Może najbardziej Michał, mój średni syn, który mieszka pod Ottawą. On pierwszy z braci się ożenił, tak więc jego dzieci są już bardziej samodzielne. Jego żona, mimo, że nie jest Polką, była w Polsce i pozytywnie odbiera  naszą tradycję. Dzieci także.  Michał zajmuje się stroną internetową Związku Rodu Tarnowskich. Wraz ze swoją matką, Elżbietą pojechał na pogrzeb swojej babki, Róży do Dzikowa w 2005 roku. Bardzo był całą ceremonią przejęty, a szczególnie sprowadzeniem prochów Babci do krypty Tarnowskich pod kościołem oo. Dominikanów w Tarnobrzegu .

Dzieci mówią po polsku, ale żadne nie jest w polskim środowisku. Próbuję dzieciom tłumaczyć, przekazać wiedzę o rodzinie, założyliśmy Związek i mam więc nadzieję, że coś z tego wyniknie.  Ale co dalej będzie? Czas pokaże.

Obraz Matki Boskiej Dzikowskiej w kościele oo Dominikanów ufundowanym w XVII w.przez Tarnowskich w Tarnobrzegu.
Obraz Matki Boskiej Dzikowskiej w kościele oo Dominikanów ufundowanym w XVII w.przez Tarnowskich w Tarnobrzegu.

Rozmowa odbyła się w 2008 roku. Rozmawiała Joanna Sokołowska-Gwizdka. Marcin Tarnowski zmarł w 2009 roku. 




Tarnowscy z Dzikowa

Joanna Sokołowska-Gwizdka

Wierni Bogu, Ojczyźnie i Rodzinie, ufni w opiekę

Matki Boskiej Dzikowskiej

Dzieje polskich rodzin arystokratycznych to temat rzeka. Pokolenie, urodzone w pałacach i w wielkich latyfundiach, wychowane pośród unikatowych dzieł sztuki, dobrze pamięta okres dawnej świetności swoich rodzin. Ludzie ci musieli wyrzec się wszystkiego, co tworzyło ciągłość oraz wielusetletnią tradycję rodzinną i opuścić swoje siedziby, nie mogąc zabrać nawet pamiątek. Wyjechali na tułaczkę z przysłowiową jedną walizką (walizka Róży Siemieńskiej, pokazana została na wystawie „Raj utracony, raj odzyskany” w Montrealu w 2006 r.). Wielu z nich osiadło za granicą, aby rozpocząć historię rodziny od nowa, poza granicami kraju.

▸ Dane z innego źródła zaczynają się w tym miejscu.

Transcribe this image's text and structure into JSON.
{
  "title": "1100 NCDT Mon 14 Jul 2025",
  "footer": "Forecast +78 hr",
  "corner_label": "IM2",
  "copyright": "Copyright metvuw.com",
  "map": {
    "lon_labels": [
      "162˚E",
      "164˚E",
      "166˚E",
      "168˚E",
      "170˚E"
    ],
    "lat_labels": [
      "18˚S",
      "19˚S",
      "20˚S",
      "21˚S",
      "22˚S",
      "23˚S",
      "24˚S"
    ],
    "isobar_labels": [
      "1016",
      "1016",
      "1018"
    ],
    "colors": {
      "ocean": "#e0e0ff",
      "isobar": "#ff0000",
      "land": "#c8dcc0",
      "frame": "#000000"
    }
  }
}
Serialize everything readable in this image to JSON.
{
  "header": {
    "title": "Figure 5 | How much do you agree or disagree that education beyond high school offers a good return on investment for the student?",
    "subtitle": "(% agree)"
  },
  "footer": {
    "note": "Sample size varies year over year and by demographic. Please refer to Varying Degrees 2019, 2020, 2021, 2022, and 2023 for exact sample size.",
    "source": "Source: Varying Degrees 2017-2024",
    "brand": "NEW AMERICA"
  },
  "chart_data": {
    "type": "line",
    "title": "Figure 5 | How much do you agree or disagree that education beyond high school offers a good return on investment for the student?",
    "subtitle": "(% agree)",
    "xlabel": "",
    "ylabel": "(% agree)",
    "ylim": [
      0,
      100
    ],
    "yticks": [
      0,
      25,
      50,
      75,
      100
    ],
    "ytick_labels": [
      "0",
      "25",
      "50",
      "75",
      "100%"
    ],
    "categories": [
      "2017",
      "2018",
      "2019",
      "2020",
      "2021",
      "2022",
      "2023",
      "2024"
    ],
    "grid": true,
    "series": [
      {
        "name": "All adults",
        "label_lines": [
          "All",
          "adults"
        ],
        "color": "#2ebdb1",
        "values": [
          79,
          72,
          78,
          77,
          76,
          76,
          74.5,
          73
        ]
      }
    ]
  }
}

Artur Tarnowski (1903-1984). ostatni pan na Dzikowie był synem Zdzisława i Zofii z Potockich. Gruntownie wykształcony, pełnił, poza zajmowaniem się administracją Dzikowa, liczne funkcje publiczne, m.in. był posłem na Sejm Rzeczpospolitej. Jego żona Róża Tarnowska (1911 – 2005) była  córką Maurycego Zamoyskiego, czołowego polityka II Rzeczpospolitej, m.in. ministra spraw zagranicznych. Artur Tarnowski  zmobilizowany we wrześniu 1939 roku, 24 września dostał się do niewoli pod Zamościem. Jednak tego samego dnia uciekł i przedostając się lasami, 27 września dotarł do Dzikowa. Na zamku kwaterowali Niemcy, którzy ciężko chorej Róży Tarnowskiej i dzieciom zostawili kilka pokoi w skrzydle. Artura Tarnowskiego od razu nie aresztowano, ale oświadczono mu, że gdyby uciekł natychmiast zostaną rozstrzelane żona i dzieci.  6 października  Niemcy go wywieźli. Od tego czasu przebywał w oflagu. Róża Tarnowska musiała sama zarządzać olbrzymim majątkiem. Do tego cały czas pomagała żołnierzom podziemia. W 1944 roku wraz z czwórką małoletnich dzieci: Marią (12 lat), Janem (11 lat), Marcinem (9 lat) i Pawłem (7 lat) musiała opuścić Dzików. Artur Tarnowski, po wyzwoleniu z oflagu, wstąpił do I dywizji pancernej gen. Maczka, w której starszy brat Artura, Jan, był adiutantem generała. Aby dołączyć do męża, Róża Tarnowska wraz z dziećmi wyjechała z Polski przez zieloną granicę. Spotkali się w Meppen w Niemczech. Po demobilizacji w 1947 roku cała rodzina przeniosła się do Brukseli, a w 1951 r. Artur i Róża Tarnowscy wraz z dziećmi wyemigrowali do Kanady i zamieszkali w Montrealu. Tak jak wielu przedstawicieli ich środowiska, wychowywani w skromności i poszanowaniu dla innych, przystosowali się do warunków na obcej ziemi i do samodzielnej walki o egzystencję, chodź na początku było im bardzo trudno. Przechodzili taką samą drogę, jak wielu innych emigrantów. Ale nie poddali się.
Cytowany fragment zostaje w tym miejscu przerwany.